Et la science de chercher à reproduire cet ADN de manière à pouvoir y inscrire les informations de son choix. C’est ainsi qu’en janvier 2013, Le Point.fr vous annonçait que des chercheurs étaient parvenus à encoder sur ADN l’équivalent d'environ 5 millions de bits de données. Seulement voilà, certains chercheurs pensent que l’ADN n’est pas forcément le polymère de toutes les situations et travaillent au moyen de stocker des informations sur d’autres polymères, synthétiques cette fois.

Parmi eux, une équipe de l’institut Charles-Sadron de Strasbourg (CNRS) et de l’institut de chimie radicalaire de l’université d’Aix-Marseille, dirigée par Jean-François Lutz, vient de parvenir à inscrire un court message, en code binaire (celui sur lequel est fondée toute l’informatique), sur un polymère entièrement synthétique. Un encodage de seulement quelques bits, mais qui constitue une première mondiale !

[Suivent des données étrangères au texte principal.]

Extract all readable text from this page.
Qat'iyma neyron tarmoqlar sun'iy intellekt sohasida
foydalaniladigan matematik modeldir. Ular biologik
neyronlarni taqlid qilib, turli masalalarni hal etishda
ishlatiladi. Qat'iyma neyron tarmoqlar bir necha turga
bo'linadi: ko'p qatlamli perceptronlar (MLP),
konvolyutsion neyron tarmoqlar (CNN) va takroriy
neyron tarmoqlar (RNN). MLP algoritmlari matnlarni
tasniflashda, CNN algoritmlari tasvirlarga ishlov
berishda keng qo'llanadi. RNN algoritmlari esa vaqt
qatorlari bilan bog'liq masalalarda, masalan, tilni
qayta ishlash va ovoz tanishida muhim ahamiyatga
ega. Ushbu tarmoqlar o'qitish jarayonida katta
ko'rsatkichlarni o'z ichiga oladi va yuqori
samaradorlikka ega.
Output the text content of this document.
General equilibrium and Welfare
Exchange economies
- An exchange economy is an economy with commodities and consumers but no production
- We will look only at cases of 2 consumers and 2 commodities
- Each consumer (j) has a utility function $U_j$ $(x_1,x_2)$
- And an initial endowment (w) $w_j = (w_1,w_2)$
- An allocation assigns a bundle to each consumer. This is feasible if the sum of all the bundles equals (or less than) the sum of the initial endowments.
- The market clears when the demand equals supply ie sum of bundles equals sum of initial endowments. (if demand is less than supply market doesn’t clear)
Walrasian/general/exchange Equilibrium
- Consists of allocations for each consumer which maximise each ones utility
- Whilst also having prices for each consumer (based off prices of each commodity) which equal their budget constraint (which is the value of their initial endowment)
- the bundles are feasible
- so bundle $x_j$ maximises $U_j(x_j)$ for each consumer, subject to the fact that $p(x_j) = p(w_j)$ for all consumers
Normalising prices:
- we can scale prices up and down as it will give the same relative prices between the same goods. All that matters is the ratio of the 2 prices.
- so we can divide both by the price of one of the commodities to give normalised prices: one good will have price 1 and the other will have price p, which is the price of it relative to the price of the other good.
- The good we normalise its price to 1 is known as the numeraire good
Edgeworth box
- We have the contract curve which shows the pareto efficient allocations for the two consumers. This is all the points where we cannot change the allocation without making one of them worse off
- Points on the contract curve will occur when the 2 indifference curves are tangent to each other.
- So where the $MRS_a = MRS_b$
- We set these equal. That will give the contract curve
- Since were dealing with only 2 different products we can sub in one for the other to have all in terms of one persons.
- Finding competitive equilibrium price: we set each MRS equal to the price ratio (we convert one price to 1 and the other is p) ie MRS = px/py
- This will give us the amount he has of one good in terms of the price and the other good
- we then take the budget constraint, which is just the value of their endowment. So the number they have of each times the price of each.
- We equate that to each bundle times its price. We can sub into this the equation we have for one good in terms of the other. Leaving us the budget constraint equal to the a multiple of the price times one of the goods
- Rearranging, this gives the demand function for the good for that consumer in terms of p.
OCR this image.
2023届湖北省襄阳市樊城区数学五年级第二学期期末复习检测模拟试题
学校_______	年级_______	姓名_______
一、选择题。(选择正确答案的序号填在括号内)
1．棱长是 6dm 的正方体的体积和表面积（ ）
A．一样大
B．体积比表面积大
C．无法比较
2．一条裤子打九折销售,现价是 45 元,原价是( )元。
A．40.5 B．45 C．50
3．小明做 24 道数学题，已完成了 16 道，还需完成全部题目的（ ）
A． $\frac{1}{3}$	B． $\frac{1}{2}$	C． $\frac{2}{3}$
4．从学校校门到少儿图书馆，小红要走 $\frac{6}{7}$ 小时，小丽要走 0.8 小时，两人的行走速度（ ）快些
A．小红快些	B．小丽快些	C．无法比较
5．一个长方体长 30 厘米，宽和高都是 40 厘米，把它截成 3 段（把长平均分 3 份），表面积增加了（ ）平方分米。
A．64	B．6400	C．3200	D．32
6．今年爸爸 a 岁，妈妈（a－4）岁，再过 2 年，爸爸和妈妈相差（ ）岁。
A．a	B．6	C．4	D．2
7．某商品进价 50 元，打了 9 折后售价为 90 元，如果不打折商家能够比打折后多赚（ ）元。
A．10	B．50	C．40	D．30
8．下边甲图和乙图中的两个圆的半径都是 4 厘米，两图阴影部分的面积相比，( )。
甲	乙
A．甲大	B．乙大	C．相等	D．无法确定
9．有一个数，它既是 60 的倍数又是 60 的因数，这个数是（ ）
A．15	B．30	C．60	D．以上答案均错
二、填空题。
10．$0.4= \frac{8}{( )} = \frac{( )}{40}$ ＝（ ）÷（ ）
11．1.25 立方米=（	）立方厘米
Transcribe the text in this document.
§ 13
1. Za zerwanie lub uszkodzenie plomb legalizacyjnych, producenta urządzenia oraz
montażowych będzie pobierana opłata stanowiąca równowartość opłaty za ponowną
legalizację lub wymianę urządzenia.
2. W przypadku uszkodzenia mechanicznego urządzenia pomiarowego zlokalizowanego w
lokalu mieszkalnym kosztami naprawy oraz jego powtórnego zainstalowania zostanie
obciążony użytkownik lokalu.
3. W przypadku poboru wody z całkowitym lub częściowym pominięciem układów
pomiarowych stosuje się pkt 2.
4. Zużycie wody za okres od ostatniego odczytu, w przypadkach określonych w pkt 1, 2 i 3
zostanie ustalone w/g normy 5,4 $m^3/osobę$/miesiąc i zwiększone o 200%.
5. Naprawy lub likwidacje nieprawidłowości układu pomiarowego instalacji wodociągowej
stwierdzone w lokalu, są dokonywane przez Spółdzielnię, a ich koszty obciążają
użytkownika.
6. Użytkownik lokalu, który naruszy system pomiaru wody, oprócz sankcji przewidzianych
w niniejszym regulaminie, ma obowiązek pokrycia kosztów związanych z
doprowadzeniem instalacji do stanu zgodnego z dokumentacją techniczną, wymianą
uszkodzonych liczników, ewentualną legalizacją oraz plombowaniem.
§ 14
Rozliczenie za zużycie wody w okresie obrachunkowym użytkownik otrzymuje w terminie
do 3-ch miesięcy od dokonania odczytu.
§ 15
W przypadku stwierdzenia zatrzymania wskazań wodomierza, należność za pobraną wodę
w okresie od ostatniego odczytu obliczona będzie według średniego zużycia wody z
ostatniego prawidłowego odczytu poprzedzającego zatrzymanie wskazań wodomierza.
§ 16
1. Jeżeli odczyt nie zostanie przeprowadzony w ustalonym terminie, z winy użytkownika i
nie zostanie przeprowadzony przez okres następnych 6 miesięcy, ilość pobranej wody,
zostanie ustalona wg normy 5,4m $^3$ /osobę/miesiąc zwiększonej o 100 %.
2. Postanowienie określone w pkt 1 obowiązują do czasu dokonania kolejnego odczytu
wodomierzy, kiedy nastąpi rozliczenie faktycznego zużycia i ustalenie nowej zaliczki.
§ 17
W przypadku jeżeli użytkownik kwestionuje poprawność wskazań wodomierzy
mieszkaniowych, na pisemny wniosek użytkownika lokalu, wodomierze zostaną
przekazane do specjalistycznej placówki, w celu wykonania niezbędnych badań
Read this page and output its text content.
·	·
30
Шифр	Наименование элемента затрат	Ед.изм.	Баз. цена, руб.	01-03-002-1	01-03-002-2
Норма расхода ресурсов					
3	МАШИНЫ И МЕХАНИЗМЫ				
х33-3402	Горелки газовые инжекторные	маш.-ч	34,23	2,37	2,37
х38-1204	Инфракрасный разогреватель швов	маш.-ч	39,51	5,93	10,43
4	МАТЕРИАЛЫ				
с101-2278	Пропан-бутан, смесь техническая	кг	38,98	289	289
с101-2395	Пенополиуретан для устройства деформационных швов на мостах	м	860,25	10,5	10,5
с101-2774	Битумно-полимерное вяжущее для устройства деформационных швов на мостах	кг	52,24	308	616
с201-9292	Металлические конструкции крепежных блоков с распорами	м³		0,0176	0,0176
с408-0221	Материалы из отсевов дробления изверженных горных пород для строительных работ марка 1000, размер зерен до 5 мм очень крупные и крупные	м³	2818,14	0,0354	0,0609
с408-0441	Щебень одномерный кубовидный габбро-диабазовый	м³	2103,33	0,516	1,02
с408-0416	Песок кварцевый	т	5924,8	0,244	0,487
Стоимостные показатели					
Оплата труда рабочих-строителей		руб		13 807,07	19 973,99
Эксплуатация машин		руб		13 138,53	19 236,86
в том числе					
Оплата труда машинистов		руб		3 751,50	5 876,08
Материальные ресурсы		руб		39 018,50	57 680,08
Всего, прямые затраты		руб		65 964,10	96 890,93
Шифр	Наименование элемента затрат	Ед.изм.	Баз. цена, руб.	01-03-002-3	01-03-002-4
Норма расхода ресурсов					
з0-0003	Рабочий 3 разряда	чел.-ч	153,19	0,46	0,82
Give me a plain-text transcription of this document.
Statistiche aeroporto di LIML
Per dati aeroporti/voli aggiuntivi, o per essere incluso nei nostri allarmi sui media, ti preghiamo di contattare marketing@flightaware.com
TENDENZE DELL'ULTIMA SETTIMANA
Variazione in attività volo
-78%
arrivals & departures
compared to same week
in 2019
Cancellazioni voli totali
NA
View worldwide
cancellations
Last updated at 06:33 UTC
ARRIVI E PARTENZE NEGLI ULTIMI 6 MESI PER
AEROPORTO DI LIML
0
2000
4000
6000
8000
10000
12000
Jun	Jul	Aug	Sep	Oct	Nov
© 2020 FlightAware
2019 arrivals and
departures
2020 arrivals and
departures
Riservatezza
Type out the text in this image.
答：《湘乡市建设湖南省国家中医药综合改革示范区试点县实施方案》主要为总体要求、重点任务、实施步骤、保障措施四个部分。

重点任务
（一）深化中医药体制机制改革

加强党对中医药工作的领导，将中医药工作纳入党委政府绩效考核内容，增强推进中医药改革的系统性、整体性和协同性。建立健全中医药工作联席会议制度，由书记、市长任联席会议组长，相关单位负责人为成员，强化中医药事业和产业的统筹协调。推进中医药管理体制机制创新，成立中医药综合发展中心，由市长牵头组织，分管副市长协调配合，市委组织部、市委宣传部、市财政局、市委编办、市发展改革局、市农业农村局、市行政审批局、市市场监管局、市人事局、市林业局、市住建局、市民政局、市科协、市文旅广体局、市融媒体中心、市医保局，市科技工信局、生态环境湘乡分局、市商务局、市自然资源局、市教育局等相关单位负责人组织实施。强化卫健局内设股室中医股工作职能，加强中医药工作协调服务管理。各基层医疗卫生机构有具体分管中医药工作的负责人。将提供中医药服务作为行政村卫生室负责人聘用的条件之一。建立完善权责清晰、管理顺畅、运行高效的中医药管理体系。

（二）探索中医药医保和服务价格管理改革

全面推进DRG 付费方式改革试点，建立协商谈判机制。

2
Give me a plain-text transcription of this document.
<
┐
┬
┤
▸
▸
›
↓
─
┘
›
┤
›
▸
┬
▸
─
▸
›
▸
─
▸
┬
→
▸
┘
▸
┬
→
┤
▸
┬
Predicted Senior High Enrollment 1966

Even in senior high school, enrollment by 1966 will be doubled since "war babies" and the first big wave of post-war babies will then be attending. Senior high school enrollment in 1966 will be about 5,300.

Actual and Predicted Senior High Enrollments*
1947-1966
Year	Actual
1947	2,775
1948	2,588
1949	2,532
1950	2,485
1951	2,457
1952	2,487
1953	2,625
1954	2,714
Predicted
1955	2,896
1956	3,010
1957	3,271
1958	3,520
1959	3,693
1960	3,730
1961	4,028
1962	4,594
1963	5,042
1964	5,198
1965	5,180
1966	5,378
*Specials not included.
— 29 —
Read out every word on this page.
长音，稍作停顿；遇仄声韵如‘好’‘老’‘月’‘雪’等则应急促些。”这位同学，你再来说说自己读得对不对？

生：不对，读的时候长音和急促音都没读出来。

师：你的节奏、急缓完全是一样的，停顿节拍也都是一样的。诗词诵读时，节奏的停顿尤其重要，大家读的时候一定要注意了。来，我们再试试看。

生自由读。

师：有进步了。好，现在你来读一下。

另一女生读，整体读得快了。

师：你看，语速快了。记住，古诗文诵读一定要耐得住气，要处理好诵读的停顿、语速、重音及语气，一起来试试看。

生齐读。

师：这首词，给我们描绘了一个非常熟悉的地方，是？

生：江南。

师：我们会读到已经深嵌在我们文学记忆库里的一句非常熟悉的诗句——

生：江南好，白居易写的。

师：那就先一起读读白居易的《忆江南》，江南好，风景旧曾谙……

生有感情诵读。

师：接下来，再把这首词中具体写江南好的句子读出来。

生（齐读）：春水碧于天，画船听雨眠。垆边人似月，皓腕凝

"Nous avons fait ça avec des polyamides, mais nous aurions très bien pu le faire avec des polyesters", explique Jean-François Lutz, spécialiste des macromolécules à l'institut Charles-Sadron. "L’apport principal de nos travaux réside dans la méthode que nous avons mise au point et qui permet d’agencer les monomères de manière précise pour créer un message", affirme-t-il. Car, lorsque des scientifiques fabriquent des polymères de toutes pièces, dans leur laboratoire, les monomères qui le composent ont la fâcheuse tendance à s’organiser de manière totalement aléatoire. Comme si vous cherchiez à monter un collier sans pouvoir déterminer l’ordre des perles. Des conditions dans lesquelles il est impossible de rechercher la moindre esthétique et, dans le cas de nos polymères, d’y glisser la moindre information.

Dans leur polymère, les chercheurs français ont réussi à encoder l’équivalent d’une phrase composée de quelques mots. Un message lisible de la même manière que ceux inscrits sur ADN, par séquençage, mais qui est aussi instantanément effaçable. "Car, si notre polymère est stable à température ambiante, il suffit de l’amener au-dessus de 60 degrés Celsius et, comme dans mission impossible, ce message s’autodétruira !" indique Jean-François Lutz. "Nous l’avons aussi conçu sur la base de trois monomères, l’un codant pour le 1, l’autre pour le 0 et le troisième constituant une sorte de maillon faible, de manière à avoir des liaisons qui se casseront facilement lors du séquençage (une technique de lecture qui, comme son nom l'indique, repose sur le découpage des molécules en séquences, NDLR) et rendront ainsi le message plus facile à lire", ajoute-t-il.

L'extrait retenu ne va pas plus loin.